MIDDLE EASTERN COUNTRIES SENT TWO ALL-FEMALE TEAMS TO MICROSOFT’S IMAGINE CUP THIS YEAR. THAT’S NOT AS SURPRISING AS IT SOUNDS.
Asya AlJabri’s first steps toward app building started with dyslexia: not her own, but her 9-year-old cousin’s. AlJabri was trying to teach him the alphabet, but he wasn’t learning, and she kept scolding him for not paying attention. “I won’t forget what he said,” recalls the 22-year-old computer science student from Muscat, Oman. He really was trying, her cousin pleaded. He just couldn’t understand why everything felt so hard to grasp. His speech moved her to tears—and to action. She took her cousin to get tested for dyslexia and then started thinking about how she herself could help.
THE GULF STATES ARE “THE ONLY PLACE IN THE WORLD I KNOW OF WHERE WOMEN OUTPERFORM MEN” IN SCIENCE AND TECH, SAYS COLEMAN, AUTHOR OF AN UPCOMING BOOK ON THE MIDDLE EAST.

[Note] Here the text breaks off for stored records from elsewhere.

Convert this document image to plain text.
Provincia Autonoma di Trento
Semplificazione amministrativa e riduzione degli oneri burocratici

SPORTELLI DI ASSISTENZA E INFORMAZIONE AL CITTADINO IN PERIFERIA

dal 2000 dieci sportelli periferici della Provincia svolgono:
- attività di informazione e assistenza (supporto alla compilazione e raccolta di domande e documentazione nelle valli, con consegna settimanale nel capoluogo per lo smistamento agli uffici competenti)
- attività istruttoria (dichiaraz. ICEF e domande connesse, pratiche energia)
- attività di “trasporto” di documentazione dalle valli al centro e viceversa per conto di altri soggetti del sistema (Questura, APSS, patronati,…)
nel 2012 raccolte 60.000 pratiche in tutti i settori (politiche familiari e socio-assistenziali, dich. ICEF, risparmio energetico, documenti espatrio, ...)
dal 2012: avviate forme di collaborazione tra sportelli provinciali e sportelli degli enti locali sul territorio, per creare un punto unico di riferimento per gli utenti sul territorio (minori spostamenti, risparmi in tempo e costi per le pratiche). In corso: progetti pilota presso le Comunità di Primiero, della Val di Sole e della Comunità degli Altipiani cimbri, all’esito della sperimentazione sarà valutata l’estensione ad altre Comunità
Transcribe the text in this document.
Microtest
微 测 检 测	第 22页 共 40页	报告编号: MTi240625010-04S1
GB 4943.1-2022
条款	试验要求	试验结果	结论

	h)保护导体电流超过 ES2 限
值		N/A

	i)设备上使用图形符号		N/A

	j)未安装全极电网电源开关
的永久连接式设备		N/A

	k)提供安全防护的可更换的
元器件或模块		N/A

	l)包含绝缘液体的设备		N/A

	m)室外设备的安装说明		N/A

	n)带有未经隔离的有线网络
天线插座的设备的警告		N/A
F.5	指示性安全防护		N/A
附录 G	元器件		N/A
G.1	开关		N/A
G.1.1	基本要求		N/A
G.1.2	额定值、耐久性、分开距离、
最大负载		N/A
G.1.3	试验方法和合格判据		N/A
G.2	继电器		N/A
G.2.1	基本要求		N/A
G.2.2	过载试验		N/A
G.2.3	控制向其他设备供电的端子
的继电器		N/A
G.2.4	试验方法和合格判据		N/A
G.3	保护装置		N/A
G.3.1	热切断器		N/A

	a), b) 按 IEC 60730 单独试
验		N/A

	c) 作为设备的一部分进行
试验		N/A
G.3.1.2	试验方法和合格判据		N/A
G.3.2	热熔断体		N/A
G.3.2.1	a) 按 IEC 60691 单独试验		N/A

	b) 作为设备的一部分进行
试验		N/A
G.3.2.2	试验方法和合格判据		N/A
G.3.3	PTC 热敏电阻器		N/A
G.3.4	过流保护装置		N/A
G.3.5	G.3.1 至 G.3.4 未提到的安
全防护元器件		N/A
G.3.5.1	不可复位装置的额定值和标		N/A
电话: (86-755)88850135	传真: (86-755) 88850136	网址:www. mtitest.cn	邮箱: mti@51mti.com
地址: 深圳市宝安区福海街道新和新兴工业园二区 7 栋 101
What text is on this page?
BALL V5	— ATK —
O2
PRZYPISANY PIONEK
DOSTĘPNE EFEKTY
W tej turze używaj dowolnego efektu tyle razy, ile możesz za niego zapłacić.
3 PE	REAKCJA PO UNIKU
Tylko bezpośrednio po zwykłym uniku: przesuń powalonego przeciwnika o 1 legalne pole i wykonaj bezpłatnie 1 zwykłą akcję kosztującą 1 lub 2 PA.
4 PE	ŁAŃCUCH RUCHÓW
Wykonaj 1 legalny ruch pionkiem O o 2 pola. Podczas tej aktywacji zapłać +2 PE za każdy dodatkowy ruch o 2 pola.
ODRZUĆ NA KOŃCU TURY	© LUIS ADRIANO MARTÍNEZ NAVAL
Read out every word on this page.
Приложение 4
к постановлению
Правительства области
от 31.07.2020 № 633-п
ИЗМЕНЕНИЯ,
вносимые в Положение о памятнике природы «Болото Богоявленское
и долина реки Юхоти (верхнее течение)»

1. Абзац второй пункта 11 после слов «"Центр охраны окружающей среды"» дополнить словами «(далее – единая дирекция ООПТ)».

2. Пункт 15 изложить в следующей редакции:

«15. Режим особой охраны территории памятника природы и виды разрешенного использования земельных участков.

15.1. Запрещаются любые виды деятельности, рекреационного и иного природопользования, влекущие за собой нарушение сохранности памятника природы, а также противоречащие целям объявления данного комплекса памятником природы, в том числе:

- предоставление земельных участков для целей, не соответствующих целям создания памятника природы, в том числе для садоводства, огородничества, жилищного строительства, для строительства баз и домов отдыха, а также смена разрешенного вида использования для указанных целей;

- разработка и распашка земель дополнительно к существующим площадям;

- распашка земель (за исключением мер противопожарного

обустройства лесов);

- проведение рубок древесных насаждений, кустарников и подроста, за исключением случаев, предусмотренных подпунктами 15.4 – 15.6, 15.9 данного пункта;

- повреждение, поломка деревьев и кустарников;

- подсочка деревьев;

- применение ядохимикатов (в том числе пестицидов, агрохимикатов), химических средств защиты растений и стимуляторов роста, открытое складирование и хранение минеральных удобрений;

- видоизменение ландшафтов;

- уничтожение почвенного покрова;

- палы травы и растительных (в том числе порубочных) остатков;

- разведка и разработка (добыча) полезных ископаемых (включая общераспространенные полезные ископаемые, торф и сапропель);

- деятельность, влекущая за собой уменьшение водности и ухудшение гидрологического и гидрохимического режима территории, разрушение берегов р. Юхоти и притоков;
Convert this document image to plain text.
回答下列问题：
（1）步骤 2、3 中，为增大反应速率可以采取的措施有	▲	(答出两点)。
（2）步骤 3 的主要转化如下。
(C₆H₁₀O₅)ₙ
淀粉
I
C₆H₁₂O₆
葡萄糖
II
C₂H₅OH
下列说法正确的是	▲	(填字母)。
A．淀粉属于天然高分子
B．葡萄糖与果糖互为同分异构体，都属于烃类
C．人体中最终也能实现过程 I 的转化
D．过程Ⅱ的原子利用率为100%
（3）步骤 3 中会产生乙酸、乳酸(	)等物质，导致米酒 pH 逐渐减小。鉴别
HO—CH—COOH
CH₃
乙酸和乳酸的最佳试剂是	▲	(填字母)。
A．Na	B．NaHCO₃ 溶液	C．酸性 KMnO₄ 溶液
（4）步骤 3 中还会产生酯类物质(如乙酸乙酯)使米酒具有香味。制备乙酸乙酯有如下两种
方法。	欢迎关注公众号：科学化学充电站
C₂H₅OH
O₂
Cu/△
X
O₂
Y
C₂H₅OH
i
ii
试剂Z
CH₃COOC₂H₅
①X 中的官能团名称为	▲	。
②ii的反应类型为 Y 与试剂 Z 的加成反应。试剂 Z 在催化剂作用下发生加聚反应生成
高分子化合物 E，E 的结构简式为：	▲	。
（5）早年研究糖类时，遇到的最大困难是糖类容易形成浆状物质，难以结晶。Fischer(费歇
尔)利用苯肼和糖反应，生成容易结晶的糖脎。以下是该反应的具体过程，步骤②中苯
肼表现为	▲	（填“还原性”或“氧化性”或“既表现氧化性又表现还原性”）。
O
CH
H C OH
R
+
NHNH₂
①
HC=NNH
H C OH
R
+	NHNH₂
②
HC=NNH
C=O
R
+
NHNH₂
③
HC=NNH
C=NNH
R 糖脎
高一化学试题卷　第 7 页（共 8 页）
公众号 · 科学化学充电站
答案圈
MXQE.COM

AlJabri rounded up two of her fellow students and together they created an app called ReadX, which helps dyslexic children learn and lets parents keep track of their progress. The app was good enough to win a national Imagine Cup, a Microsoft-sponsored student competition; that earned AlJabri and her friends—Marwa AlHabsi and Safa Almukhaini, both 22—a spot representing Oman in the international Imagine Cup, July 8 to July 11 in St. Petersburg, Russia.